Persepolis (paperback)

by Marjane Satrapi

AR Level 3.3, 2 points


I first saw Persepolis on my sister’s bookshelf.  It is her very favorite book in the world.  There is a part 2 to this story, and she has the compilation of the 2 books.  I only read the first part, called The Story of Childhood.  She insists that I read part 2, so I’m sure I will eventually get to it.  This is one of my new favorite genres.  It is a comic book based on the author’s life.  It seems that most comic books (aka graphic novels) I have read have been based on experiences of their authors.  I would align this more with Maus that with Drama, though, due to the content of the book and words I wouldn’t want my elementary school child to know.

Marji is a girl growing up during the late 70’s and early 80’s in Iran during the revolution.  She sees the change from a more modern society that accepted Western influence to one that was religious with rigid rules and expectations of women.  Marji’s parents are also modern and don’t like the change in their country.  Their friends and relatives are being jailed and executed, but they do not want Marji to feel that she has to conform.  They take her to protest and fight for rights.  As the war progresses, they realize it is not safe for her to live in Iran, so they have to make some tough decisions on her behalf.

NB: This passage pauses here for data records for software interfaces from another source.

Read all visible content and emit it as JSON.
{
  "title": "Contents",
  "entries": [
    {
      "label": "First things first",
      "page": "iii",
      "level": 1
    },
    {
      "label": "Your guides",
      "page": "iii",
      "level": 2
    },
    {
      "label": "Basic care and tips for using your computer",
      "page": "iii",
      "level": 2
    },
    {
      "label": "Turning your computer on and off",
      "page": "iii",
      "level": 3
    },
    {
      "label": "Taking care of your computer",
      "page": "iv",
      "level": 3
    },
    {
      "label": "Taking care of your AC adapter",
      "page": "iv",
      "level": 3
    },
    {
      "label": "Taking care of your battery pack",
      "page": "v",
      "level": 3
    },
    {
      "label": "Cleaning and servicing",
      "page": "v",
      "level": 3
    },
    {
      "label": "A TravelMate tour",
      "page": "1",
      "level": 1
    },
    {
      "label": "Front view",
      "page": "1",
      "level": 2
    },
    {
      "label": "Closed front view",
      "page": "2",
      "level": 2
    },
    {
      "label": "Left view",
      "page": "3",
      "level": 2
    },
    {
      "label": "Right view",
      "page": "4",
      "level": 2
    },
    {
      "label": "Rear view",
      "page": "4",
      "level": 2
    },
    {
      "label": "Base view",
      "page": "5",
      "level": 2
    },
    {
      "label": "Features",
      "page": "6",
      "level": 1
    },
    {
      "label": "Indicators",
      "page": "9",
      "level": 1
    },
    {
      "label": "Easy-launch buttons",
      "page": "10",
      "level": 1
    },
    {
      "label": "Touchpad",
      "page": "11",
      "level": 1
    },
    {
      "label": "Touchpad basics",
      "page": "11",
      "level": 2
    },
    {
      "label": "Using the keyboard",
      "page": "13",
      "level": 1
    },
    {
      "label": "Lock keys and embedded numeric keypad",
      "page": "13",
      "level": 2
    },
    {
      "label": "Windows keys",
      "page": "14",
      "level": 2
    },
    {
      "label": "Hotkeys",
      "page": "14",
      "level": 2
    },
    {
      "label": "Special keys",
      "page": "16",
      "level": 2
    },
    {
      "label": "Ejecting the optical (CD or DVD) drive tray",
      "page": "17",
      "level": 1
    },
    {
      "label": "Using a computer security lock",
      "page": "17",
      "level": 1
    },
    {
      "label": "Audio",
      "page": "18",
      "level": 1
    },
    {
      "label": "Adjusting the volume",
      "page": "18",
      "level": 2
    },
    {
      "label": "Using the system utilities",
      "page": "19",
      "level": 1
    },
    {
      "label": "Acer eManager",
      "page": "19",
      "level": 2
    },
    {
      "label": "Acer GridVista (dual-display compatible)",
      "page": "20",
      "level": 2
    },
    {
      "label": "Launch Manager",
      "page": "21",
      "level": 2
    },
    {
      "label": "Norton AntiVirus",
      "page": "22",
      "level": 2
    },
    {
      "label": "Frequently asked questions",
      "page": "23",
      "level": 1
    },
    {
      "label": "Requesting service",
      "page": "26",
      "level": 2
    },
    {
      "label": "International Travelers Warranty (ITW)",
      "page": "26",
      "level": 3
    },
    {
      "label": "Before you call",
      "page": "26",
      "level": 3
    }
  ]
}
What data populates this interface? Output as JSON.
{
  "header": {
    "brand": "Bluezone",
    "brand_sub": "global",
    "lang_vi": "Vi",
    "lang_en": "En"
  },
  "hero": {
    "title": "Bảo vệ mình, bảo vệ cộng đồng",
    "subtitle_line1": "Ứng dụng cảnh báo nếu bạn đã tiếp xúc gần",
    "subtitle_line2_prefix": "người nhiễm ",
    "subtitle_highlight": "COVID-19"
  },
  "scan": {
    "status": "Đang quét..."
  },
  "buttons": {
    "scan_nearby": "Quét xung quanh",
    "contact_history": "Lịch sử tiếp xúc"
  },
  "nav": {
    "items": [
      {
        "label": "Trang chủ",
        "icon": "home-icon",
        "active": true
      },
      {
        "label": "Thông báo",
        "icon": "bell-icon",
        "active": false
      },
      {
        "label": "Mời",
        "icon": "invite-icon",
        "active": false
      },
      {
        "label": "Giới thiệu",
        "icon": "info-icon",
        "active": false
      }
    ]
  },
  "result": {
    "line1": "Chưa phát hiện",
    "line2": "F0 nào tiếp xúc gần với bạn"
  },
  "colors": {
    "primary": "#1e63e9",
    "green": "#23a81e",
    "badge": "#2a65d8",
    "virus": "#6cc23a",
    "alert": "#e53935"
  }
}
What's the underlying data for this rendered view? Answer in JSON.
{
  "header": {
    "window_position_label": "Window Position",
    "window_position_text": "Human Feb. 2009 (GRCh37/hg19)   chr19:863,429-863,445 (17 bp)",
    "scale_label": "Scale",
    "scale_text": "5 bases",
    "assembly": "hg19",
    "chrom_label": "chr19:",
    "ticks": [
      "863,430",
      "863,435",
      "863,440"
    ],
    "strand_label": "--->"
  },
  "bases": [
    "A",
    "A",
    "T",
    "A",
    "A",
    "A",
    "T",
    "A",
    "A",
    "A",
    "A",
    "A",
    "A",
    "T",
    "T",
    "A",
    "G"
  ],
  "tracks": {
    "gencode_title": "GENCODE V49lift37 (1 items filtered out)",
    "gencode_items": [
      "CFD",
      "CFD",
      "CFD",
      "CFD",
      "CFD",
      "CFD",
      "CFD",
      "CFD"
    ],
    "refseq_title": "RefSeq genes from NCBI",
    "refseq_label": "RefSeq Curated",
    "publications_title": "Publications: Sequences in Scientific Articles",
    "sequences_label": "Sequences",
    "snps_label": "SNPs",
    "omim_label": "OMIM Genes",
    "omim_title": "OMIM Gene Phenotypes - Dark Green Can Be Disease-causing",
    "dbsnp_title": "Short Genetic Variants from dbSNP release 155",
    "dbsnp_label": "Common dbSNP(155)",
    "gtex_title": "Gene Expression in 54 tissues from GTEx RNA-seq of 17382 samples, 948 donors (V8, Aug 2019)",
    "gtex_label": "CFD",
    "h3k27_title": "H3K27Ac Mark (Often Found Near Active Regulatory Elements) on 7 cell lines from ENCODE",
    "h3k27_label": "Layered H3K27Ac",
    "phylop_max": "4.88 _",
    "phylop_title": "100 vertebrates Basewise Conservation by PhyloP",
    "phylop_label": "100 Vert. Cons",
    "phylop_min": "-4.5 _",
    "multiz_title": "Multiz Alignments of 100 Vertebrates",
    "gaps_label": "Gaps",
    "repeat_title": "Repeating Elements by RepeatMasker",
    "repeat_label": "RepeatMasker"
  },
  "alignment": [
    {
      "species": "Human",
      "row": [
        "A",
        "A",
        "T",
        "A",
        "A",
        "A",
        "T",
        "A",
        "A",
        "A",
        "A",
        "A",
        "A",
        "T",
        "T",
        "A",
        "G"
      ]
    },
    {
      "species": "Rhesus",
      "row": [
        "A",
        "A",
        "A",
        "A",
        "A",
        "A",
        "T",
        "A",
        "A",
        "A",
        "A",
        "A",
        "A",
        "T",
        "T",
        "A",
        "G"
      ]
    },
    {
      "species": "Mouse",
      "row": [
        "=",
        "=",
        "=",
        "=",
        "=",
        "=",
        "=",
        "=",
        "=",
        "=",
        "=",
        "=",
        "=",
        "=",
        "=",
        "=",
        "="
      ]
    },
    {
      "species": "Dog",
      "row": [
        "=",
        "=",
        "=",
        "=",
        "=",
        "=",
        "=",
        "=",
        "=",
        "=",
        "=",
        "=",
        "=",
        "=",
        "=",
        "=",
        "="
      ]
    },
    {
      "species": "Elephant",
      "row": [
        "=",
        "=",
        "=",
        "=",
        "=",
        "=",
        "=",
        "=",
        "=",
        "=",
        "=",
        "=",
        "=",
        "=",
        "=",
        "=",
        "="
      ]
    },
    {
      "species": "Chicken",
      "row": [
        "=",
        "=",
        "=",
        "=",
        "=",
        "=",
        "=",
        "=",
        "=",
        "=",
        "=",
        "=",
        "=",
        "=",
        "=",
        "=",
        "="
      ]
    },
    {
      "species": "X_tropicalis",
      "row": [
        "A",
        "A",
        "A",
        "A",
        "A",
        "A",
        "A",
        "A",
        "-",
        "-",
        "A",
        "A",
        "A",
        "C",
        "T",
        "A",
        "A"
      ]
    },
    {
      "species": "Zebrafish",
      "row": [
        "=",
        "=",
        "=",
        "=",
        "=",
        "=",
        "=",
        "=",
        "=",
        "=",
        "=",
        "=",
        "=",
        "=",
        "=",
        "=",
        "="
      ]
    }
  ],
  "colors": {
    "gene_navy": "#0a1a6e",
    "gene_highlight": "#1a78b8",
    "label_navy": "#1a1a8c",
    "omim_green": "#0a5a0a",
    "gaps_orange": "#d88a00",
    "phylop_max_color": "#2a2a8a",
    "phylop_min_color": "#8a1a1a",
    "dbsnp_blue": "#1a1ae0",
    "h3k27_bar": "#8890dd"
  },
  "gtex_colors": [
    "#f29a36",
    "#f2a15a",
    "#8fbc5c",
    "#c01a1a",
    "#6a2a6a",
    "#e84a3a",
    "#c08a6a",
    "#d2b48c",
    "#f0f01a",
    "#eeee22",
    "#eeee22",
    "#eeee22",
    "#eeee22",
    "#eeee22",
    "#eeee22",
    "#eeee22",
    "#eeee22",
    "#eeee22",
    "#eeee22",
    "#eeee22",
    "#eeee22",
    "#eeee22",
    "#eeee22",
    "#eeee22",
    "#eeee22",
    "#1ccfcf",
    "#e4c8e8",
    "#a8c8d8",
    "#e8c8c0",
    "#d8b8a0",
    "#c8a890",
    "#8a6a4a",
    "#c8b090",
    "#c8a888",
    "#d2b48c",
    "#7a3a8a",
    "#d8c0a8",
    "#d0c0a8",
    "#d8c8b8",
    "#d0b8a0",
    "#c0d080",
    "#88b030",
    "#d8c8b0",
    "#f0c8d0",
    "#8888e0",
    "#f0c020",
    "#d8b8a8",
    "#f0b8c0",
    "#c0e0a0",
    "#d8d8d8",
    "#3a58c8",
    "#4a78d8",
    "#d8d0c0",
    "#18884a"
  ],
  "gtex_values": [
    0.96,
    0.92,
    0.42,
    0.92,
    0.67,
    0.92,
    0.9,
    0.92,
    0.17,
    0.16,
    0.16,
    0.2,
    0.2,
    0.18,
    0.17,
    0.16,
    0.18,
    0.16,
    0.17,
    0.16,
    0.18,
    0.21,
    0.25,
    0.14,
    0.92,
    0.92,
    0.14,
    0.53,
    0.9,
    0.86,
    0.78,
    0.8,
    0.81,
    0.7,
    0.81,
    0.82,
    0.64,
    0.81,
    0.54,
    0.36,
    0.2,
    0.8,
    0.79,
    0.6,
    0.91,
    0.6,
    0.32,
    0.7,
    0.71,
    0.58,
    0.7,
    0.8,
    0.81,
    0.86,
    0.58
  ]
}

What I liked about this book is that it is historical fiction (although autobiographical), and it is history that I have next to no knowledge of.  I appreciate the way the author explains things as she goes, either through description, subtitles in the comic strips, or through dialogue.  She even adds an asterisk or two to make sure I understand what is going on.  I enjoy learning, and I appreciate that she anticipated her readers not being informed about the subject.

What I didn’t like about this book is that I can’t share it with my students.  Since they are so interested in graphic novels, I thought it would be a great one I could share with them after reading.  I’m so glad I read it first, though, because there is discussion of rape and virgins, and the word “shit” is used several times.  It isn’t a vulgar or inappropriate story, but it isn’t age-appropriate for my sixth graders.  I, however, enjoyed the story myself.

Book 33 of 40 (year 2)




Room (paperback)

by Emma Donoghue

No AR Level because it’s not recommended for kids!

This is the story of Ma, as told from the point of view of Jack, a five year old boy.  Ma was kidnapped at 19 by a man called Old Nick and kept in a room (an 11×11 renovated garden shed) for 7 years of her life.  During this time, she had Jack and taught him that the Room was all there was, and everything on tv was just make believe.  Out of desperation, she plots to have Jack escape, and their lives change forever.  Despite the depressing tone of the story (how can being locked in a shed for 7 years and suffer from repeated assault not be depressing), it is actually not a downer book.  Since the story is told from Jack’s perspective, we see their lives in a blanket of innocence and not what it really is.

What I liked about this book was that despite how hard things were for Ma and Jack, Ma kept Jack protected and sheltered from the truth of their lives.  The theme of hope resonated throughout the story, even while Jack was counting the squeaks of the bed when Old Nick “visited”, because it is told by Jack.  He does not have the experience nor the knowledge to see their lives through a filter of despair and depression.  It also gives me an idea of what women kept in slavery suffer.  I cannot even imagine what it would be like to actually experience it.

What I didn’t like about this book was that it took me forever to read.  It annoyed me that there were paragraphs that rambled on in nearly unintelligible language (since Jack told the story and little kids don’t always get their words right).  There are also things in the story that I just don’t want to think actually occur on this planet.  It’s just too real.  Also, I swore it took place in England.  Some of the words and phrasing just aren’t used in America.  That annoys me.  I learned the story takes place in America, but the author is Irish.  That explains it.